炎のコマはここから生まれた「ギャラクシーウォーズ」:ゲイムマンの「レトロゲームが大好きだ」(1/2 ページ)
連載第59回は、「ギャラクシーウォーズ」(ユニバーサル)。スペースインベーダーやギャラクシアンに比べると、やや知名度の低いゲームですが、あの必殺技“炎のコマ”を生んだゲームとして名を残しています。ゲーム自体も当時としては個性的でした。
あらしとギャラクシーウォーズが出会った場所
今回取り上げるゲームは「ギャラクシーウォーズ」。1979年にユニバーサル(現・アルゼ)から発売され、ポスト・インベーダーゲームとして期待された。
1970年代末から1980年代初頭のゲームを語る際、マンガ「ゲームセンターあらし」(すがやみつる作)に触れないわけにはいかないだろう。ほかに何も取り柄がないがゲームをやらせりゃ世界一という少年、石野あらしを主人公にした、コロコロコミック初期のヒット作だ。
さまざまな挑戦者と、「スペースインベーダー」(タイトー)で対決してきたあらし(第1回のみ、ブロック崩しの「スーパーブロック」)だが、あるとき“テレビゲームマシンショー”に招かれ、そこで新しいゲームに出会う。それこそが、当時登場したばかりの「ギャラクシーウォーズ」だった。
あらしは巨大スクリーンでこのゲームをプレイするが、強風でスクリーンが揺れて苦戦。しかし観衆がスクリーンのロープを支えてばたつきを抑えた。彼らの協力を受けて、あらしは33面をクリア。「GIVE UP」の文字を出している。
なお、登場人物のセリフの中では“テレビゲームマシンショー”となっているこのイベントだが、1コマめに出てくる会場の入口には、“第17回アミューズメントマシンショー”と書かれていた。アミューズメントマシンショー(AMショー)は、日本アミューズメントマシン工業協会(JAMMA)が主催する実在のイベント。
JAMMAのサイトで調べてみたら、第17回AMショーは1979年に行なわれている。場所は東京国際貿易センター新館。つまり晴海の見本市会場だ。コミックマーケット(コミケ)の会場としても知られていた場所だが、1996年に閉場となり、その役割は東京ビッグサイトに引き継がれている。

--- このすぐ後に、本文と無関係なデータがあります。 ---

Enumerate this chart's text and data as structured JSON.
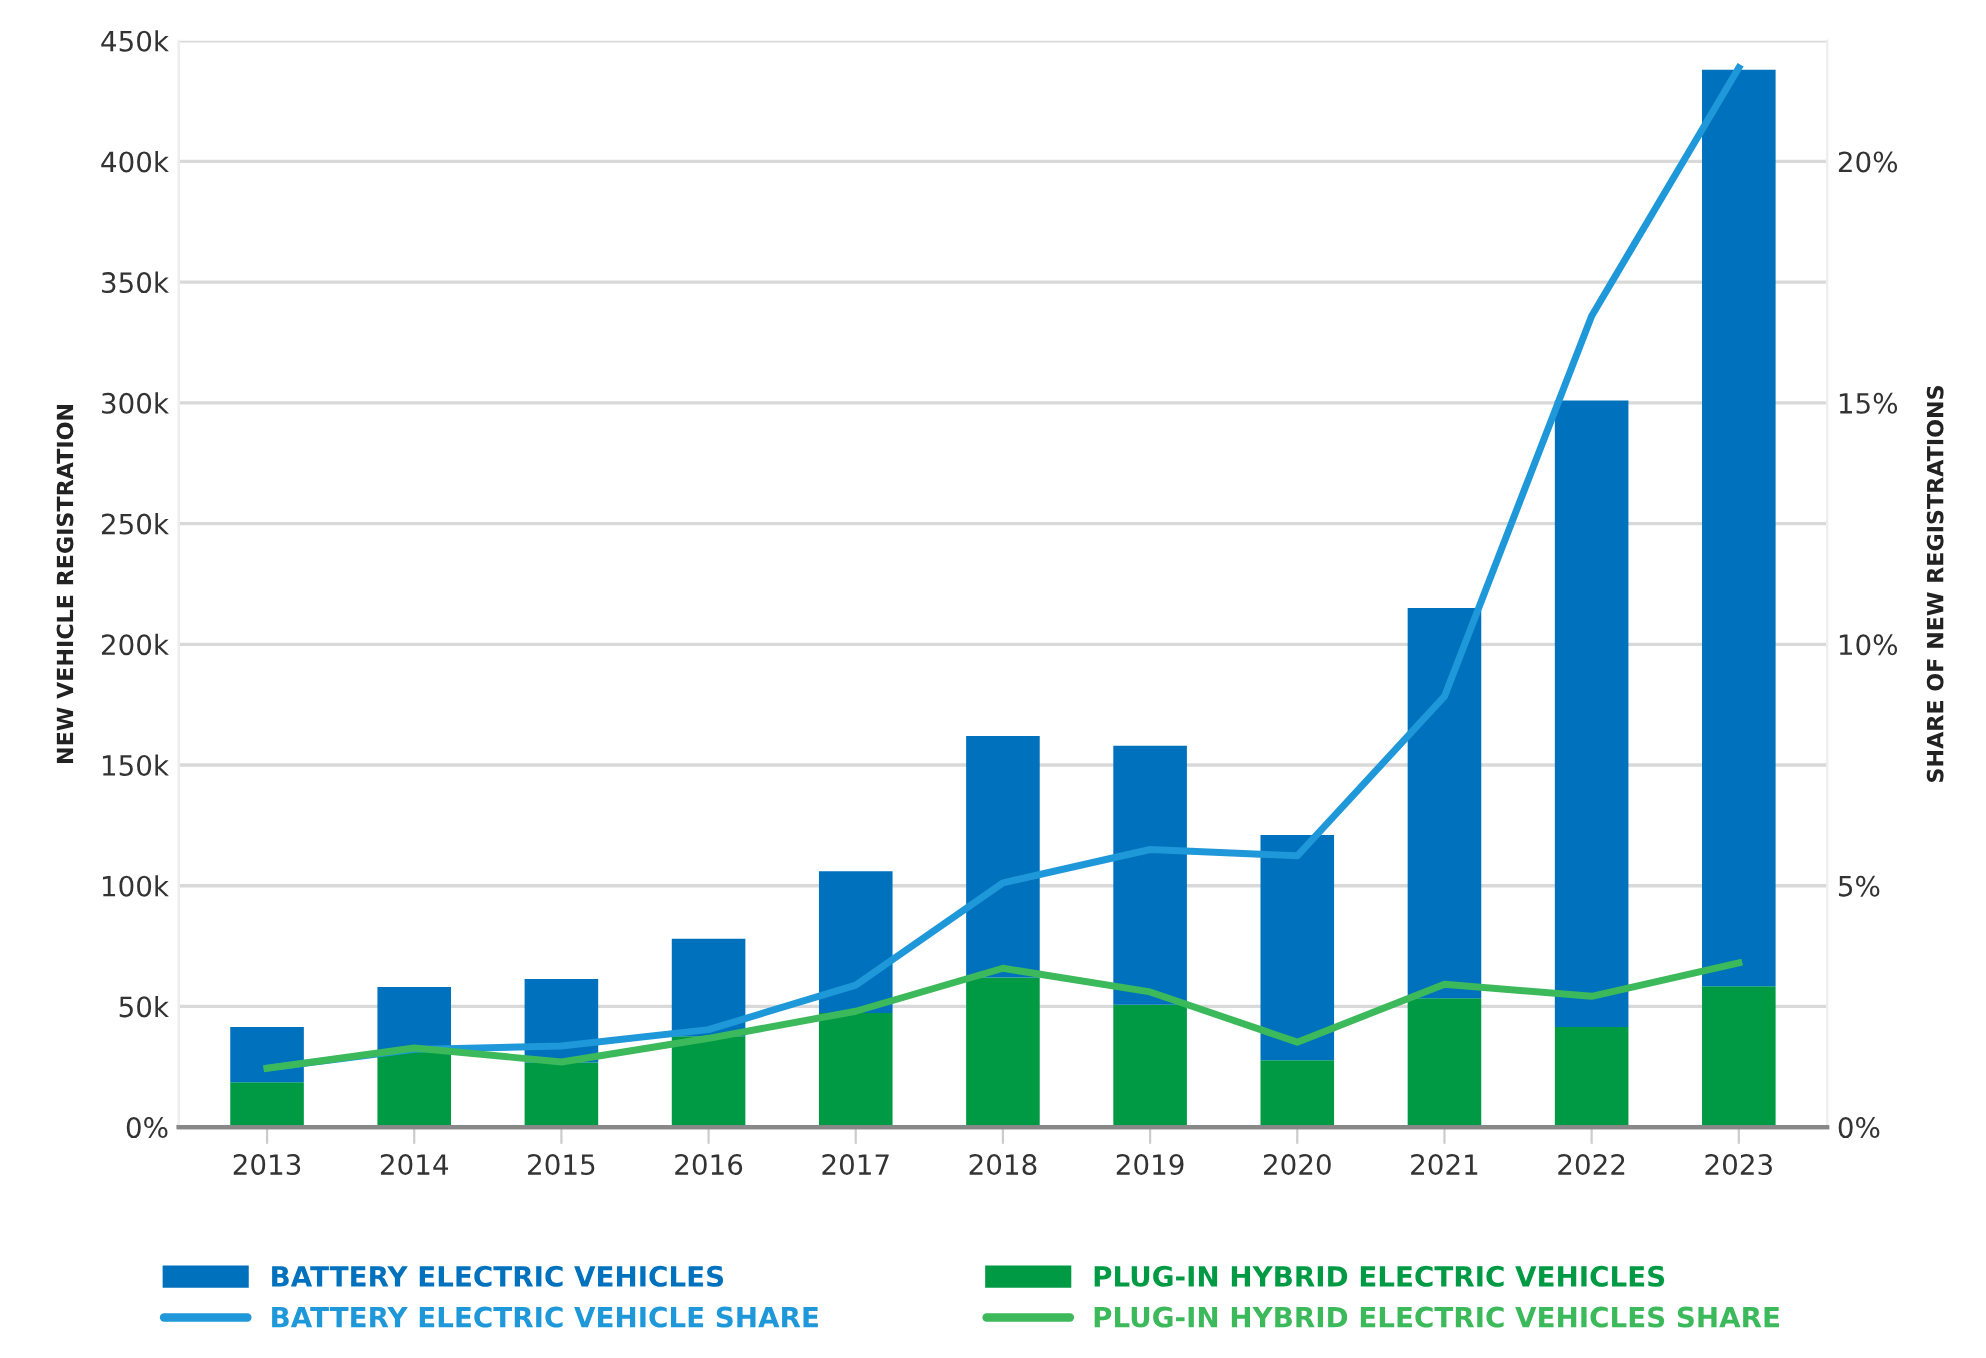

あらしが初めて「ギャラクシーウォーズ」と出会った、その場所へと行ってみた。当の新館も含め、見本市会場の建物はすべてなくなっていた。跡地の半分は清掃工場となり、もう半分は、現在東京都が招致活動をしている、東京オリンピックのスタジアム建設予定地となっていた。
左右から隕石が、上からはUFOの攻撃が
「ギャラクシーウォーズ」は、左右に動くUFOを撃つゲーム。「スペースインベーダー」と違うのは、プレイヤーがミサイルを操作することだ。レバーの左右と、ジェット噴射ボタンでミサイルを誘導して、UFOからの攻撃と、隕石の群れをかわしながら進み、UFOを撃つ。ミサイルがUFOに当たる前に、UFOの弾や隕石に当たるとミスとなる。
隕石地帯では、上から来る敵弾をかわすだけでなく、左右から来る隕石を避けて、しかも自ら上に進まなくてはならない。「スペースインベーダー」で“上から来る敵弾をかわす”というアクションが登場したばかりの当時、このゲーム性は斬新だった。
隕石地帯をすり抜けると今度は、UFOを狙ってミサイルを当てるという、別のゲームと化す。1つの画面に2つのステージが、無理なく収まっているのだ。
UFOの底の突起にミサイルを当てると、高得点。しかし当たる寸前に、そのUFOが弾を撃ったら避けられない。角度によってはUFOの弾をはじいて消すこともできるが、リスクが高い。
さらに、1面につき1つ、ボーナスUFOが存在する。第1面では4機め、第2面では5機め……のUFOの突起に命中させると、通常の150点ではなく、600点ものボーナス点が入るのだ。ボーナスUFOの突起を狙うときは、ほかのUFOより一層慎重になる。当てて600点が取れればうれしいし、ちょっとずれて100点になってしまうと悔しい。
ただしステージを進めるごとに、ほかのUFOの得点も上がっていく。5面以降は普通のUFOでも、突起に当たると550点入るので、ボーナスUFOの存在意義は薄くなっていった。